Sentry, the standard for unified policy definition in Hadoop, helps address this issue by applying consistent policies across all the different access paths. However, some access paths support more granular restrictions than others, and, as the Hadoop ecosystem has expanded to include diverse access engines such as Apache Spark, Impala, and Apache Solr, it has been challenging to enforce these policies consistently without limiting access to the data itself.

As a new core security layer, native to the Hadoop ecosystem, RecordService enables the continued expansion of Hadoop for the enterprise, so that organizations can innovate without compromise.

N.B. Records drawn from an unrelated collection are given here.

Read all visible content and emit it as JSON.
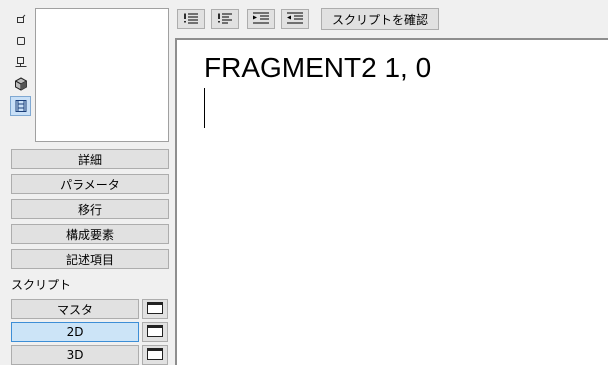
{
  "view_icons": [
    {
      "icon": "select-2d-icon",
      "active": false
    },
    {
      "icon": "square-outline-icon",
      "active": false
    },
    {
      "icon": "stamp-icon",
      "active": false
    },
    {
      "icon": "3d-cube-icon",
      "active": false
    },
    {
      "icon": "film-strip-icon",
      "active": true
    }
  ],
  "left_panel": {
    "buttons": {
      "details": "詳細",
      "parameters": "パラメータ",
      "migration": "移行",
      "components": "構成要素",
      "descriptors": "記述項目"
    },
    "script_label": "スクリプト",
    "script_buttons": {
      "master": "マスタ",
      "two_d": "2D",
      "three_d": "3D"
    },
    "selected_script": "2D"
  },
  "toolbar": {
    "check_script_label": "スクリプトを確認"
  },
  "editor": {
    "code_line": "FRAGMENT2 1, 0"
  }
}
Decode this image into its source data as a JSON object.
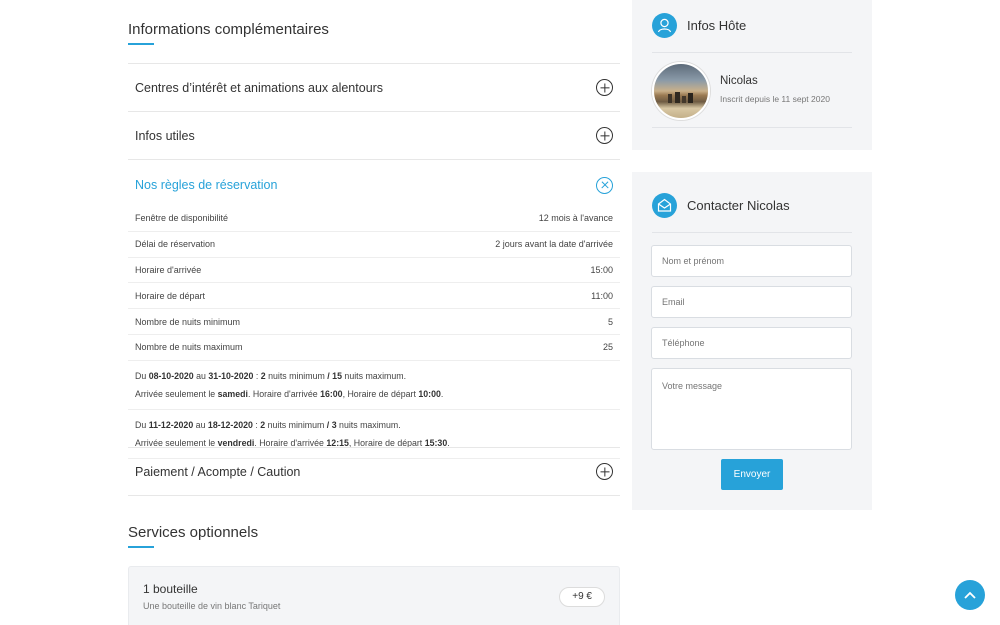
{
  "info": {
    "title": "Informations complémentaires",
    "accordion": [
      {
        "label": "Centres d’intérêt et animations aux alentours",
        "open": false
      },
      {
        "label": "Infos utiles",
        "open": false
      },
      {
        "label": "Nos règles de réservation",
        "open": true
      },
      {
        "label": "Paiement / Acompte / Caution",
        "open": false
      }
    ],
    "rules": [
      {
        "label": "Fenêtre de disponibilité",
        "value": "12 mois à l'avance"
      },
      {
        "label": "Délai de réservation",
        "value": "2 jours avant la date d'arrivée"
      },
      {
        "label": "Horaire d'arrivée",
        "value": "15:00"
      },
      {
        "label": "Horaire de départ",
        "value": "11:00"
      },
      {
        "label": "Nombre de nuits minimum",
        "value": "5"
      },
      {
        "label": "Nombre de nuits maximum",
        "value": "25"
      }
    ],
    "periods": [
      {
        "from": "08-10-2020",
        "to": "31-10-2020",
        "min": "2",
        "max": "15",
        "day": "samedi",
        "arrival": "16:00",
        "departure": "10:00"
      },
      {
        "from": "11-12-2020",
        "to": "18-12-2020",
        "min": "2",
        "max": "3",
        "day": "vendredi",
        "arrival": "12:15",
        "departure": "15:30"
      }
    ],
    "period_text": {
      "du": "Du",
      "au": "au",
      "nights_min": "nuits minimum",
      "slash": "/",
      "nights_max": "nuits maximum.",
      "arrival_only": "Arrivée seulement le",
      "arrival_time": "Horaire d'arrivée",
      "departure_time": "Horaire de départ"
    }
  },
  "services": {
    "title": "Services optionnels",
    "items": [
      {
        "name": "1 bouteille",
        "description": "Une bouteille de vin blanc Tariquet",
        "price": "+9 €"
      }
    ]
  },
  "host": {
    "title": "Infos Hôte",
    "name": "Nicolas",
    "since": "Inscrit depuis le 11 sept 2020"
  },
  "contact": {
    "title": "Contacter Nicolas",
    "name_placeholder": "Nom et prénom",
    "email_placeholder": "Email",
    "phone_placeholder": "Téléphone",
    "message_placeholder": "Votre message",
    "send_label": "Envoyer"
  },
  "colors": {
    "accent": "#27a2d9",
    "panel": "#f4f5f7"
  },
  "icons": {
    "host": "user-icon",
    "contact": "envelope-icon",
    "expand": "plus-circle-icon",
    "collapse": "close-circle-icon",
    "scroll_top": "chevron-up-icon"
  }
}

According to Cloudera, RecordService complements the policy definition of Sentry as a new layer that provides a single point of enforcement — simplifying security with unified row- and column-level controls for all access paths, including Spark and MapReduce. This fine-grained policy enforcement allows enterprises to take advantage of the full capabilities of Hadoop while eliminating the complex security workarounds that can often lead to security errors. With RecordService, all users can gain insights from their data, securely, using their tool of choice.

"With RecordService, the Hadoop community fulfills the vision of unified fine-grained access controls across every Hadoop access path,” said Eddie Garcia, chief security architect, Cloudera. “Together, with leading security advances such as Sentry, RecordService enables enterprises to gain powerful insights from Hadoop with the confidence that a powerful, core security layer is protecting their most sensitive data."

By enabling the native, granular controls for Apache Spark specifically, RecordService plays a key role in advancing the development of Spark to meet enterprise requirements. With security being a core focus area of Spark development, as part of Cloudera’s recently announced One Platform Initiative, RecordService is a key project to help Spark further progress towards becoming the next default processing engine for Hadoop.